Does City Hall Need a Redesign?

As Eugene’s downtown continues to thrive, it’s easy to forget that only a couple years ago the urban core was widely regarded as lacking a sense of place. It was a downtown without being a downtown center. 

More recently, Eugene has been a city and a downtown without a City Hall, ever since the City Council approved demolishing its central public building in 2014.

In mid-December, the council voted to move toward locating a new phase one of City Hall, housing the mayor, city manager’s offices and council chambers, on the north portion of the county’s “butterfly lot” at Eighth Avenue and Oak Street. The council also approved negotiating with Lane County to buy that lot and sell the current City Hall site to the county for a courthouse.

In late December, the city announced plans to put $8.7 million from a Comcast payment toward a new City Hall, boosting the budget considerably from its current $18.75 million to nearly $27.5 million.

About $4 million has already gone to designing the new City Hall. With the potential move to a new location, some wonder whether there should also be a new design.

Scott Clarke of Pivot Architecture, speaking as a member of the Committee on Local Affairs of the Southwestern Oregon chapter of the American Institute of Architects, says that the issue of City Hall’s design is something that is on the group’s radar. 

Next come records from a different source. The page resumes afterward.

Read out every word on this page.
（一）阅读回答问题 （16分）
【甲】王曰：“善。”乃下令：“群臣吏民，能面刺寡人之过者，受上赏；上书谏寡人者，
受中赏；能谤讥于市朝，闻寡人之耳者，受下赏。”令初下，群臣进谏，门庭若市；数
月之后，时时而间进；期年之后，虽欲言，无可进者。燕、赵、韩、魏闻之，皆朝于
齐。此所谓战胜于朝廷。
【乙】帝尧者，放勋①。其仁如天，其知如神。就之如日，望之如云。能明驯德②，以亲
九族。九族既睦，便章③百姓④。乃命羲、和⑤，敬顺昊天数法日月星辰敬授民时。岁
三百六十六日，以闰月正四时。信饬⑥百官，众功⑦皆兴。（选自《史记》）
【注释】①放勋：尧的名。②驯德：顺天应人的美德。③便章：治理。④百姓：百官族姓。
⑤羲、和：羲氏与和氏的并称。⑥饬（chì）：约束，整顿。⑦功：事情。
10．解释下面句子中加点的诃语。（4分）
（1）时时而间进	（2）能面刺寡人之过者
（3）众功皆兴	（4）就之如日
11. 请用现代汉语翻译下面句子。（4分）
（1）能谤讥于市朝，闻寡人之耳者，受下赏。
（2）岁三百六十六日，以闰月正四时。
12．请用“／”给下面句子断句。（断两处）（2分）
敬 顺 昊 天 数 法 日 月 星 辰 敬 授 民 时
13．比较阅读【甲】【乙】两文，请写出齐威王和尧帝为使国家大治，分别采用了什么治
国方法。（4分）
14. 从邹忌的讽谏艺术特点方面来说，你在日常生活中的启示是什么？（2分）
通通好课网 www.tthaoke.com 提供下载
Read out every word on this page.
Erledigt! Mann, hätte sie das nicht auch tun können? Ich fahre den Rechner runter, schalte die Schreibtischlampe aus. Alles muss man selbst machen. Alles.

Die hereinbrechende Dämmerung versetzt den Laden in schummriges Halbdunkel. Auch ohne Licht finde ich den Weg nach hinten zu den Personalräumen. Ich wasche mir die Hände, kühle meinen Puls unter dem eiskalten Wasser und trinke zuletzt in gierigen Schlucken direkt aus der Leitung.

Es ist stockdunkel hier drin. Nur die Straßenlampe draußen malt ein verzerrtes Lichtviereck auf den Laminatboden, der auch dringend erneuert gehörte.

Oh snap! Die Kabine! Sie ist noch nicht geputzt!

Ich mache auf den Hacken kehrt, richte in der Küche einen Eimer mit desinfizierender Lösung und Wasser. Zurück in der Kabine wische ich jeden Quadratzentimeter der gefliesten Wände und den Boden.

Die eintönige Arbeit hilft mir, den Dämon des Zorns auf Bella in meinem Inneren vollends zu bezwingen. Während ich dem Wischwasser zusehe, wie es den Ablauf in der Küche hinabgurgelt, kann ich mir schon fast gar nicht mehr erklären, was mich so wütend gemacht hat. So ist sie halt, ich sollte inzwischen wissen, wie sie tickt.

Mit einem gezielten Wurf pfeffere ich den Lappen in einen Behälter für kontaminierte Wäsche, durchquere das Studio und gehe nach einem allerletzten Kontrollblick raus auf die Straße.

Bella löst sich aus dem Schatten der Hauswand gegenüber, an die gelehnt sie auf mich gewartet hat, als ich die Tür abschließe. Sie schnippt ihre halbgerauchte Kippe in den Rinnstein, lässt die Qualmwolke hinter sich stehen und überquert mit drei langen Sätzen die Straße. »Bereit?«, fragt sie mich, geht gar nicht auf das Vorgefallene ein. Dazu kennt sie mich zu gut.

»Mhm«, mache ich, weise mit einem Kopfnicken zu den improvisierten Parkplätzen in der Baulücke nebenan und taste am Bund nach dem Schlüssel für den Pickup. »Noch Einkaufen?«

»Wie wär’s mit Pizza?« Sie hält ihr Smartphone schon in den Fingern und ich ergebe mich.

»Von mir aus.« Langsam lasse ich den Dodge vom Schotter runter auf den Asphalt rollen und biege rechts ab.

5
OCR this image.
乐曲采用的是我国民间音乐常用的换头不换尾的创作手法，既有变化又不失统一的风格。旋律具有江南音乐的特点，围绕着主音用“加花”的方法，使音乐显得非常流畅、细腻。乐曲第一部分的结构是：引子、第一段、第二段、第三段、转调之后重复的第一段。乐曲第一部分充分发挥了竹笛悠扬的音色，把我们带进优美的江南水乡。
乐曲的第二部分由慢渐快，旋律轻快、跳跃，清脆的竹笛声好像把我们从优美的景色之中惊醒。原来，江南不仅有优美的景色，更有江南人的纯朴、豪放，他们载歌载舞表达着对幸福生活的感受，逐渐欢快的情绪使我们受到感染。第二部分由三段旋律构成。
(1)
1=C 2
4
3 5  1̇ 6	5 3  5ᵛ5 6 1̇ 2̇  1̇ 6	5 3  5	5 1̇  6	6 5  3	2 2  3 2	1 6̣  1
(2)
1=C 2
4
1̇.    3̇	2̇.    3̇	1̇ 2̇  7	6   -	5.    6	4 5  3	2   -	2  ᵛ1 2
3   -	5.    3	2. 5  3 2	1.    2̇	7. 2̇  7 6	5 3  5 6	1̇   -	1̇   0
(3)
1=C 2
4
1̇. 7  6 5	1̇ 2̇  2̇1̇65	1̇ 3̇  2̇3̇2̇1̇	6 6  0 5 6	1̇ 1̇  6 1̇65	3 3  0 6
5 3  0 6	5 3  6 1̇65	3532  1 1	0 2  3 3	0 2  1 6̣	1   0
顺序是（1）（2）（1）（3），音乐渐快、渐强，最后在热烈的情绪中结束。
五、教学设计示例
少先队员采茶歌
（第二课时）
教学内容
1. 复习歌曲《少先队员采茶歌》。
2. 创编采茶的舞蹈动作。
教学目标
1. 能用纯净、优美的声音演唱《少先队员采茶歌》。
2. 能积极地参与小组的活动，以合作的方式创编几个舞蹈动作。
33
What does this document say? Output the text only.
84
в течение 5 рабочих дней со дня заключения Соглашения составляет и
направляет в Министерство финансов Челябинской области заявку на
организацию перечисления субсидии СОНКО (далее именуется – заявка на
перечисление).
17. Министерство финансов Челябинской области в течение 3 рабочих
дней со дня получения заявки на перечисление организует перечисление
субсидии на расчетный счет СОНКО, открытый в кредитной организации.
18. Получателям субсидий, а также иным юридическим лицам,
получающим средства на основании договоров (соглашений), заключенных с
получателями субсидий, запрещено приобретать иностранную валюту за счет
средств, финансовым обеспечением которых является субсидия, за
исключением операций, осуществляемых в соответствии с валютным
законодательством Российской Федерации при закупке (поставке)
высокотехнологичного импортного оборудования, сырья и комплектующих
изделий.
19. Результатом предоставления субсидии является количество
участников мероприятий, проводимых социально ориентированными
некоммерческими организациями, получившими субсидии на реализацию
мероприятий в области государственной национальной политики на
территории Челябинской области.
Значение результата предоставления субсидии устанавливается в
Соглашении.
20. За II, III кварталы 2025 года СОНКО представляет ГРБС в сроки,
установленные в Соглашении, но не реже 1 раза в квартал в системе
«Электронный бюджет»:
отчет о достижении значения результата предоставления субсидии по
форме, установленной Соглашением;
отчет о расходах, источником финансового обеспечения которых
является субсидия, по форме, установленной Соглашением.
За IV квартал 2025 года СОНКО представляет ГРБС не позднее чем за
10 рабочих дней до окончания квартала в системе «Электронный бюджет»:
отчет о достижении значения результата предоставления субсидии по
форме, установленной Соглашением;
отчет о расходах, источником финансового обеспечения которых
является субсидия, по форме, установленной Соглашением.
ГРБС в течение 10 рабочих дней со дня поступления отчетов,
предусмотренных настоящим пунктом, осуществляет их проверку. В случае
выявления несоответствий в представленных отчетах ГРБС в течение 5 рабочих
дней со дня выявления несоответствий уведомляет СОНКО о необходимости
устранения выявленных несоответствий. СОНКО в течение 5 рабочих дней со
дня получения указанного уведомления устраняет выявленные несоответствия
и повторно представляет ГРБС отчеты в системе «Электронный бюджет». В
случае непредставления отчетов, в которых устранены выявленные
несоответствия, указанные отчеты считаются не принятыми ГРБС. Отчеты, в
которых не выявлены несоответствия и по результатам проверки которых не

Clarke says building designs are site specific, and moving the structure just two blocks puts City Hall in a different context than it was originally designed for. “It’s best to stop and take stock of the new site and make sure the building is responsive to it,” he says.

But, Clarke clarifies, while it’s important to reconsider the design based on a change of site, “everything learned about the project is still valuable.” He says that, should there to be a new design, the community values and character and nature of what the city is looking for in a building will have been worked through, and there are “still valid principles that can be applied.” 

The building “doesn’t have to look like what we thought to use that information well,” he says.

Architect Otto Poticha, who designed the county’s Public Service Building near the old City Hall site, is less sympathetic, comparing the current Rowell Brokaw design to that of a McDonald’s restaurant. 

Poticha says the city should not make the mistake of deciding that the city has already spent the money on a design and then simply use that same design, “picking it up and dropping it in the new location.” Instead, the city should look at the context of the butterfly lot and the Park Blocks. “We need a different building,” he says, “to start over again.” He adds, “The new site is very different from the old site.”

Poticha not only advocates for a redesign of the phase one of City Hall. He predicts that a phase two, which would house city services rather than the more ceremonial offices, will never be built. Instead he proposes remodeling the old county courthouse, whose steel girders he says can be reinforced to current earthquake standards. 

City of Eugene spokesperson Jan Bohman says, “For now the design contract is on pause. Negotiations with Lane County will occur first.” She adds, however, that it is expected “that some additional design work would be needed if City Hall does go to the butterfly lot.”